Beaucoup de souvenirs personnels me viennent à l’esprit, trop même. N’est-ce pas cependant ici l’occasion de vous faire connaître cette anecdote quasi historique. De toute façon, Jacques Fourcaud-Laussac a été un homme extraordinaire pour Cheval Blanc. N’ayant pas d’enfant, il se consacrait corps et âme à ce cru de sa famille, craint de ses neveux et nièces parce qu’il était méticuleux et qu’il ne tolérait pas que quelque chose à Cheval Blanc ne soit et ne reste impeccable ; alors le rodéo à bicyclette dehors autour d’un train de chaises de la chapelle par notre groupe de copains, ce n’était pas son genre.
Il a été cependant pour moi, presque paternellement, de charmant voisinage, répondant toujours amicalement à mes questions lorsqu’il m’arrivait de lui en poser.
Aujourd’hui on ne peut ignorer Nadette Hébrard et Jacques, celui qui a fait ce beau vin, ma belle-sœur Claude de Labarre qui, lorsqu’elle a dirigé Cheval Blanc a choisi l’ami Pierre Lurton et dont le mari, mon beau-frère, Henri de Labarre a construit les nouveaux chais.
Maintenant l’acte d’intelligence, c’est vous cher Albert et chère Christine qui l’avez accompli en mettant la moitié de Cheval Blanc dans votre patrimoine et qui assurez maintenant pour Marie-France et pour moi cet amical et charmant voisinage.

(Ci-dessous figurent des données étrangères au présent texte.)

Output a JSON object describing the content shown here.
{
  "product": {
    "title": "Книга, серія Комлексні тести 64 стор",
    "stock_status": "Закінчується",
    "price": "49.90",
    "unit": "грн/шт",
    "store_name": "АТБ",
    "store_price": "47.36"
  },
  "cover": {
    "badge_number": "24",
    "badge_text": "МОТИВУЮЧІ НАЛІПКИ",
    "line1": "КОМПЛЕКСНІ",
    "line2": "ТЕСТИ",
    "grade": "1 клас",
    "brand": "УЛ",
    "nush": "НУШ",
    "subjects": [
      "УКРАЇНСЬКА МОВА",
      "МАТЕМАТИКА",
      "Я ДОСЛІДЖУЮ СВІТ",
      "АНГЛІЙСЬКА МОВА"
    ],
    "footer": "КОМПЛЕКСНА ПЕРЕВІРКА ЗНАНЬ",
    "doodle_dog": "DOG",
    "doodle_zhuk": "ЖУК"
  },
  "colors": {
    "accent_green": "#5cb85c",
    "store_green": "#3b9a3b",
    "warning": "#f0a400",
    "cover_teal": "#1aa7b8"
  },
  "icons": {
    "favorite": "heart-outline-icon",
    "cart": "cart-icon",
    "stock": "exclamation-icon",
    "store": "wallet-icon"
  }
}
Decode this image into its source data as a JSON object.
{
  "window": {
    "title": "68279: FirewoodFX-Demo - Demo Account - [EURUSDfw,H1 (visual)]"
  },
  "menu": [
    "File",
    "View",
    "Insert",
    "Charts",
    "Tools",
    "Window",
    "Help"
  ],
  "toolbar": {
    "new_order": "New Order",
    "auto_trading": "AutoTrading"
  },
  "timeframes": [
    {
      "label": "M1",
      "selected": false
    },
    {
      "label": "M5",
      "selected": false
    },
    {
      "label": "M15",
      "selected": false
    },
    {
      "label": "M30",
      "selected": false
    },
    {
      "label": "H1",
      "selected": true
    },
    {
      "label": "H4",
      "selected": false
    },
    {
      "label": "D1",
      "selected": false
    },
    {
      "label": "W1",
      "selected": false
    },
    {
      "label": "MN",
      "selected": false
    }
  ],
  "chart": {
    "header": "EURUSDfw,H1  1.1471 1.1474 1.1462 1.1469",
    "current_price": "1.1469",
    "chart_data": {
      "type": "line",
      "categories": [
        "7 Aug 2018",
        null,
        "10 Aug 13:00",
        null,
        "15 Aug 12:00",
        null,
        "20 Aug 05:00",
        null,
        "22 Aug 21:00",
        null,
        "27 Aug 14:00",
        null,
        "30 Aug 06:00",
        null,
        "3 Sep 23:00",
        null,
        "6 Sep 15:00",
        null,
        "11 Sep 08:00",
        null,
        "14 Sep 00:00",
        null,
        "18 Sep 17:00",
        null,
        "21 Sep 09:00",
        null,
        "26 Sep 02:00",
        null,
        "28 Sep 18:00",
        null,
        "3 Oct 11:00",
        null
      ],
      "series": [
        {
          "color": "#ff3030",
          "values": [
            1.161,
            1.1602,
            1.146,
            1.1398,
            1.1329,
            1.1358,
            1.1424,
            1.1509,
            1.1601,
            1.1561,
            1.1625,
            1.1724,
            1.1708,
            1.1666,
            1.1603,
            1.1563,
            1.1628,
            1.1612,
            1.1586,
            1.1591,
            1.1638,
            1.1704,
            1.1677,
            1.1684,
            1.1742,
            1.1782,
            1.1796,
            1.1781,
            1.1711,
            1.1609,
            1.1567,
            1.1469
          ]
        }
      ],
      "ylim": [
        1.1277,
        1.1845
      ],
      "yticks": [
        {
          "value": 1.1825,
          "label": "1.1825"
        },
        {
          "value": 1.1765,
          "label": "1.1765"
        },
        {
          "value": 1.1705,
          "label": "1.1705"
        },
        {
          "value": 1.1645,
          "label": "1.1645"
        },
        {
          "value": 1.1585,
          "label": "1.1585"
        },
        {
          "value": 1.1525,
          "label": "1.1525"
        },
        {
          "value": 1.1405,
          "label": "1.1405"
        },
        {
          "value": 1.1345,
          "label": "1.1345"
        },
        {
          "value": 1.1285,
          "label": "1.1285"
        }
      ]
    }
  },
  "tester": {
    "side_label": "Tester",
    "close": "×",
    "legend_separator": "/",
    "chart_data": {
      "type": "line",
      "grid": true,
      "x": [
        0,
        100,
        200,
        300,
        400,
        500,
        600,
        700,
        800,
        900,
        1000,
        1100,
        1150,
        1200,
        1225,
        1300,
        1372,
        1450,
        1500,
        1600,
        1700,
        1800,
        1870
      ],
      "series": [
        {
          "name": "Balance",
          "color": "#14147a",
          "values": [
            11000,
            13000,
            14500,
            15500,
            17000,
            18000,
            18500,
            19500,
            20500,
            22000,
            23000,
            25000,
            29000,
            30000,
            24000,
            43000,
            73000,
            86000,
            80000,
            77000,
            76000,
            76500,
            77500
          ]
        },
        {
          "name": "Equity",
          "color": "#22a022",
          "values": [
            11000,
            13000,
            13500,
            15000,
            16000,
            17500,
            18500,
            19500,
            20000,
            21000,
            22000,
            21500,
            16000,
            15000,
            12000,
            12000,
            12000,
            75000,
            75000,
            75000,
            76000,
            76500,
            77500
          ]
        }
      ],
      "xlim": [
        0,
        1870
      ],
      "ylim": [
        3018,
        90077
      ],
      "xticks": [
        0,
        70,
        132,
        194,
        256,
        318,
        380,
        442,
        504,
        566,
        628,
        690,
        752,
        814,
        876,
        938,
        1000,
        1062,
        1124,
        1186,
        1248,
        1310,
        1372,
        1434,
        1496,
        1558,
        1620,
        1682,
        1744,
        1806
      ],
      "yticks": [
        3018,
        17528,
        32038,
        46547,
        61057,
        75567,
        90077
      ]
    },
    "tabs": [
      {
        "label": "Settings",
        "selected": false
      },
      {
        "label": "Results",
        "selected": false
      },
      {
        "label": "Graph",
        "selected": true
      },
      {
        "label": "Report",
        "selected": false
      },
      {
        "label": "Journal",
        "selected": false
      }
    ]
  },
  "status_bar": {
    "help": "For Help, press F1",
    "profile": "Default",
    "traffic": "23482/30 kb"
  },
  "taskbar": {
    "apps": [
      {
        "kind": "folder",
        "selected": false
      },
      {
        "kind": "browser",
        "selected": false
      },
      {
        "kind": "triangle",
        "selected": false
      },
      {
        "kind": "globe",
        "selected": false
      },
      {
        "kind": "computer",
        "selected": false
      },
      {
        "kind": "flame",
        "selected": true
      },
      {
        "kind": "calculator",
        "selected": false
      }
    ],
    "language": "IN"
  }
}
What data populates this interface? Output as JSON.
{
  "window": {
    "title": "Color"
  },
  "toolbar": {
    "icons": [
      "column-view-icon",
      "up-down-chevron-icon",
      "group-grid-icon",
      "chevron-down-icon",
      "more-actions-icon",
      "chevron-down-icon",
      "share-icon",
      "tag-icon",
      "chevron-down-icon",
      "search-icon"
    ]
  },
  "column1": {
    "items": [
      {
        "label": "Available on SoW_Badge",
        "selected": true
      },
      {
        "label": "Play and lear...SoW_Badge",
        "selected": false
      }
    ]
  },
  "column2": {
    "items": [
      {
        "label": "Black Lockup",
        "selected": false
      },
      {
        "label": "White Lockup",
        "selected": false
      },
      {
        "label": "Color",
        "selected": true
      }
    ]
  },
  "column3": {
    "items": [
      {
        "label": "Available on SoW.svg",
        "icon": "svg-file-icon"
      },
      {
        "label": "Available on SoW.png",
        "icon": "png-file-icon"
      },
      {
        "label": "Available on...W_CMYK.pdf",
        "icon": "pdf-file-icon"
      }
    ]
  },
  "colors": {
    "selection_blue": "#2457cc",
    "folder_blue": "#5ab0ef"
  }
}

Comment ne pas comprendre votre attirance pour ces graves exceptionnelles puisque c’est grâce à mon arrière grand-père belge qui a abandonné à la partie belge de ma famille notre Château d’Herstal près de Liège que Figeac est aujourd’hui dans notre patrimoine.
Décrivons maintenant ce vin admirable de 1975 :
la couleur en est encore assez sombre, le nez est complexe, de tabac blond, de torréfaction et de café mais aussi de fruits confits, un peu d’orange, rond et velouté à l’attaque, un peu d’amertume mais sans sécheresse. On y trouve un rappel de cannelle et de pain d’épices. La finale est dense et de grande longueur. Vendangé surtout en début d’octobre, c’est une des réussites exceptionnelles dans ce millésime.